Aki & Emmanuel Polanco – Santi & Jo 1. Ménage à trois – Diantre !, Collection Blop
Guillaume Aventurin – Mu – Warum
Alex Baladi – Manœuvres – Atrabile, Collection lymphe
Martes Bathori – L’île du docteur More O. – Les Requins Marteaux
Joe Daly – Dungeon Quest t.1 – L’Association, Collection Espôlette
Eric Drooker – Flood ! – Editions Tanibis
Peb & Fox – La Père No – Diantre !, Collection Blop
Gof – Otto – Diantre !, Collection Blop
Kondoh Akino – Les insectes en moi – Le Lézard Noir
Peter Kuper – Arrête d’oublier de te souvenir – Editions çà et là
Thierry Lamy & Ana Rousse – Nerrivik – Les Enfants Rouges
Younn Locard – H27 – L’Employé du Moi, Hors Collection
Lolmède – Jour de marché – Alain Beaulet éditeur, Collection Les Petits Carnets
Magnus – Nécron 6 – Cornélius, Collection Paul
Lisa Mandel – HP1. L’asile d’aliéné – L’Association, Collection Espôlette
Jo Manix – Le journal de Jo Manix – Flblb
Jim Rugg & Brian Maruca – Street Angel – Le Lézard Noir
Claire Petry – Morpions blues – Diantre !, Collection Blop
Michel Rabagliati – Paul à Québec – La Pastèque
Soluto – Vies à la Ligne – Les rêveurs
Kazimir Strzepek – Etoile du chagrin t.2 – Editions çà et là
Jean-Michel Thiriet – Fugue pour six pattes – L’Association, Collection Côtelette
Amanda Vähämäki – La fête des mères – Frémok, Collection Amphigouri
Willem – Casse toi pauvre con – Les Requins Marteaux, Collection Carrément
Amoreena Winkler – Purulence – ego comme x
326 – Kû et Kaï, deux vrais héros – Editions Imho
Versions Originales
Marc Bell – Hot Potatoe – Drawn+Quarterly
Al Columbia – Pim & Francie : The Golden Bear Days – Fantagraphics
John Porcellino – Map of My Heart – Drawn+Quarterly
Johnny Ryan – Prison Pit : Book 1 – Fantagraphics
Collectifs
Le jour du musée – Warum
Essais
Thierry Smolderen – Naissances de la bande dessinée – Les Impressions Nouvelles, Hors Collection
Requiescat in Pace
– Usui Yoshito (51 ans), manga-ka auteur en particulier de la série Crayon Shin-chan.

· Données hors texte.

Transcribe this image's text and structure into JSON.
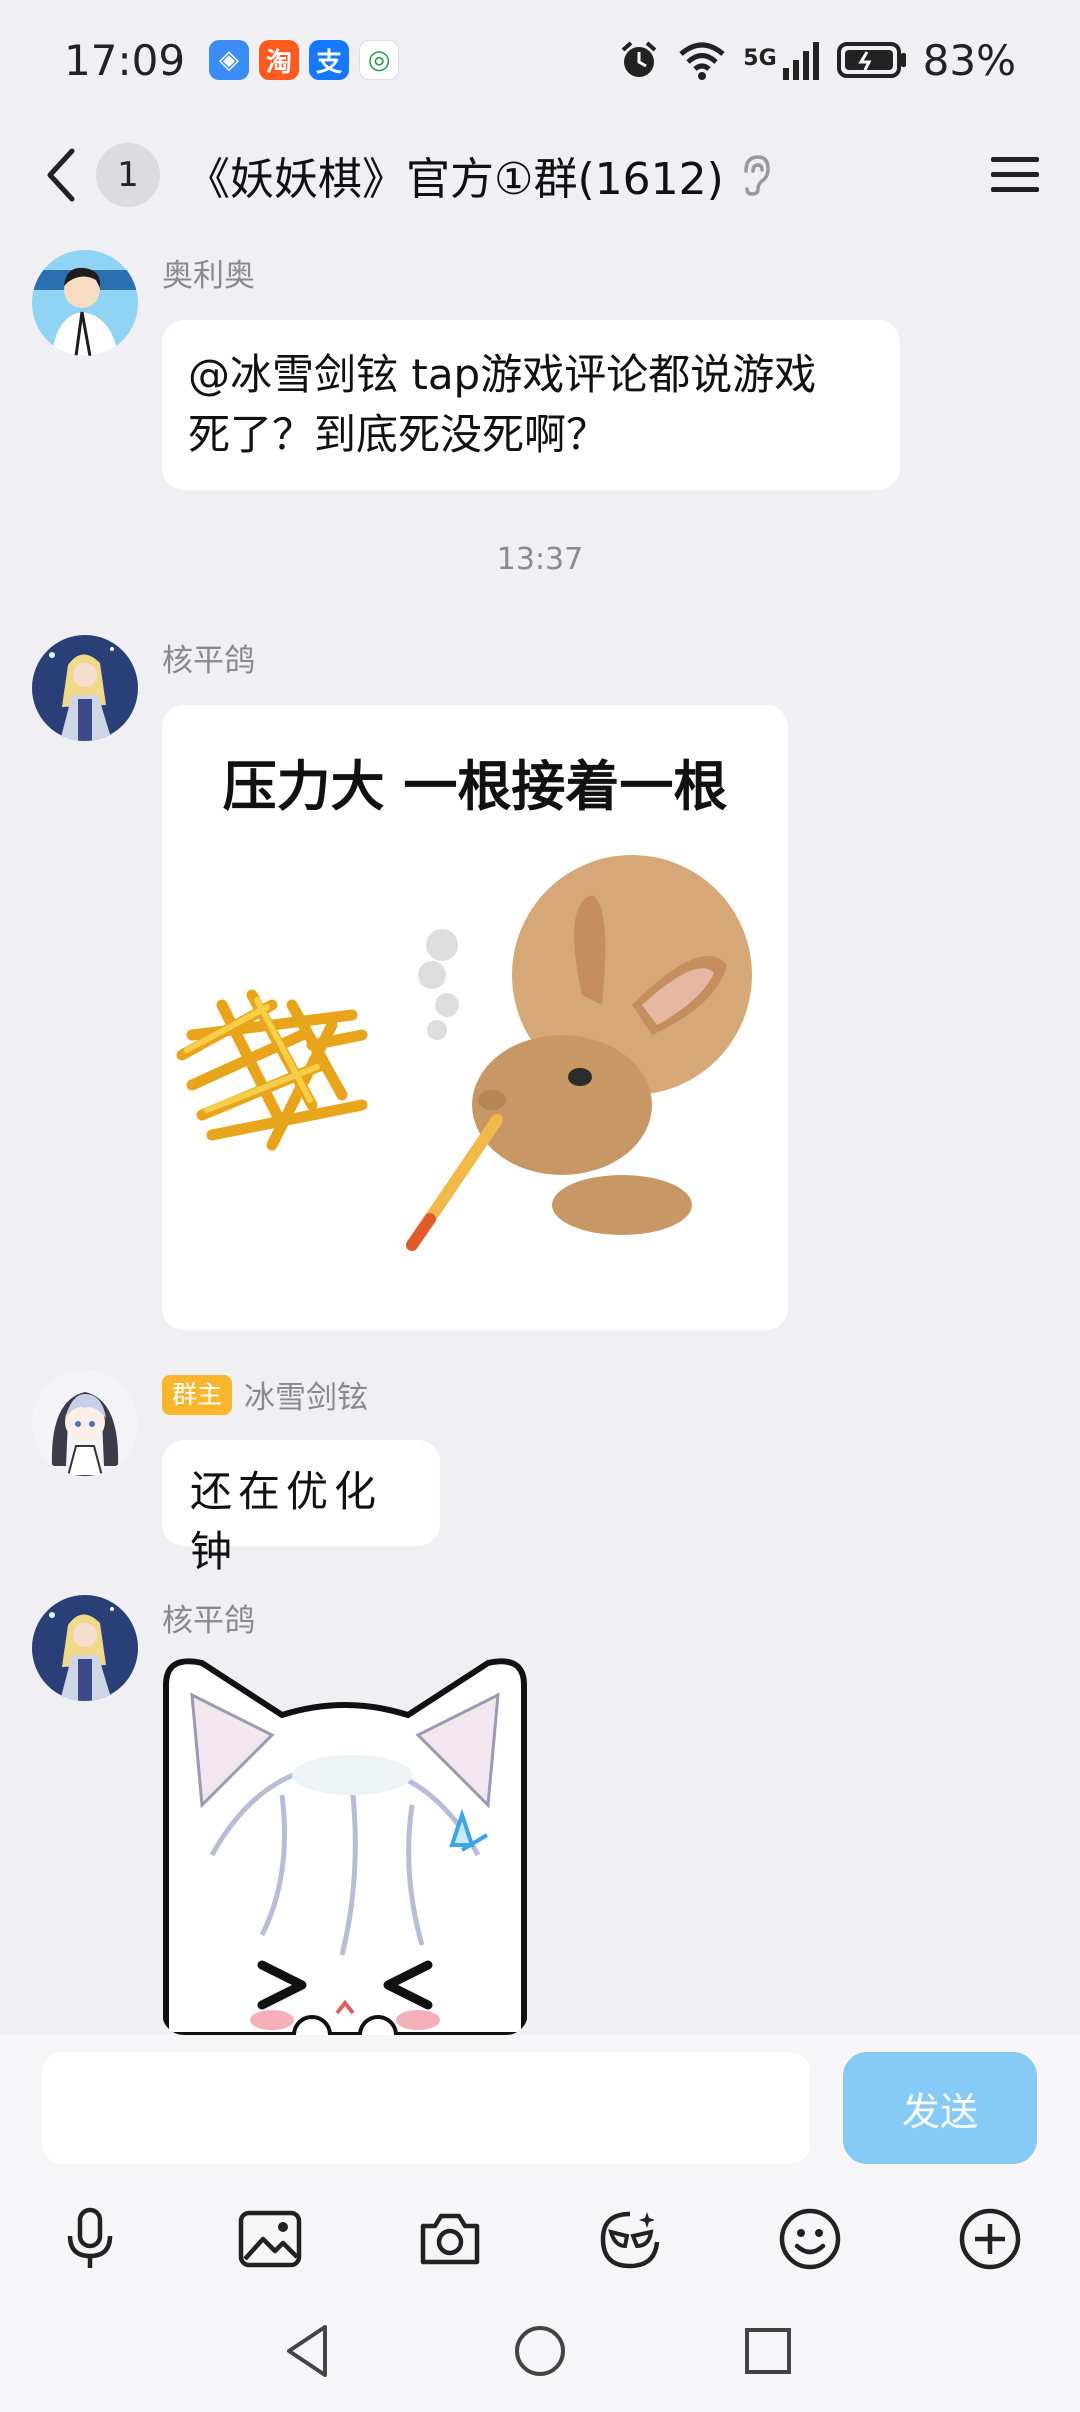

C’est de saison — et comme les feuilles mortes (qui se ramassent à la pelle), voici que ne cessent de tomber les anonnces de prix littéraires, simples nominés ou heureux lauréats, au choix. Et dans le lot, voici que le Prix de Flore invite dans sa sélection une bande dessinée, le Buzz-moi d’Aurélia Aurita. Une première pour un prix littéraire français, qu’il faut sans doute mettre au compte de Frédéric Beigbeder (fondateur du Prix de Flore et président du son jury), par ailleurs scénariste occasionnel et passionné de bande dessinée — qui, extraordinaire coïncidence, apparaît dans les pages de cet ouvrage. Étonnant, non ?
Quant au prix, il sera décerné le 5 Novembre prochain.
Notes
- Cela faisait partie des règles régissant la constitution de cette exposition, à savoir que «l’œuvre devait être disponible ou avoir été disponible sur le marché belge».
- On appréciera l’ironie de la chose.
- Dans lequel les personnages vieillissent au rythme de la publication, avec Skeezix, poupon aux débuts du strip, aujourd’hui octogénaire.

Super contenu ! Continuez votre bon travail!